China’s shockwaves now being felt in UK
Sterling struggled yesterday versus the US Dollar as investors retrieved their collective nerve. The UK continued to be weighed down heavily by market participants with expectations that, given the fears over the Chinese economy, the Bank of England could be up to a year away from an interest rate hike. Today’s economic releases from the United States will consist of the Gross Domestic Product figure, which may be influential for the Pound’s performance against the Greenback.
The single Currency outpaced both Sterling and the US Dollar yesterday. Now that the Greek tin can has been kicked down the road and the debt woes have been staved off for now following its agreement on a third bailout deal, institutional investors appear content to hold their funds overnight with the ECB.
China’s turbulent stock markets rose in overnight trade.
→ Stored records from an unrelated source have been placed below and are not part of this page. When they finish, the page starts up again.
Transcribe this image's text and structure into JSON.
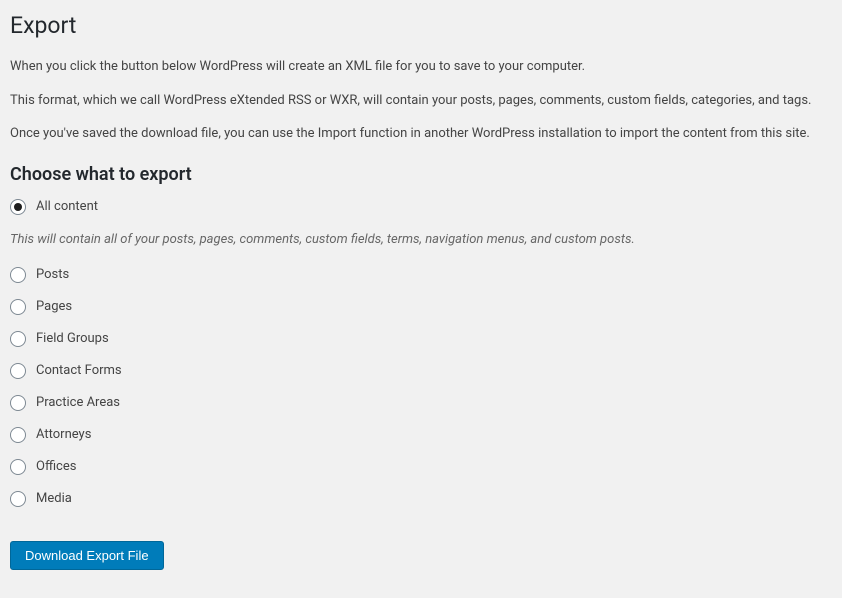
{
  "page": {
    "title": "Export",
    "intro1": "When you click the button below WordPress will create an XML file for you to save to your computer.",
    "intro2": "This format, which we call WordPress eXtended RSS or WXR, will contain your posts, pages, comments, custom fields, categories, and tags.",
    "intro3": "Once you've saved the download file, you can use the Import function in another WordPress installation to import the content from this site."
  },
  "choose": {
    "heading": "Choose what to export",
    "hint": "This will contain all of your posts, pages, comments, custom fields, terms, navigation menus, and custom posts."
  },
  "options": {
    "all": "All content",
    "posts": "Posts",
    "pages": "Pages",
    "field_groups": "Field Groups",
    "contact_forms": "Contact Forms",
    "practice_areas": "Practice Areas",
    "attorneys": "Attorneys",
    "offices": "Offices",
    "media": "Media"
  },
  "button": {
    "download": "Download Export File"
  }
}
This was helped by a strong recovery on Wall Street as expectations the Federal Reserve will react to days of China-led volatility by delaying an expected interest rate rise next month.
Trepidations over China’s slowing growth have been rising all year with a drip-feed effect potentially weakening economic data. This has been seen in an official purchasing managers’ survey conducted by Reuters last week that suggested factory activity contracted this month at its sharpest pace in just over six years.
Manufacturing activity this week confirmed a sharp downturn. An unanticipated depreciation of the Yuan two weeks ago added to concerns that Beijing was worried about its exporters, which have led the way for two decades.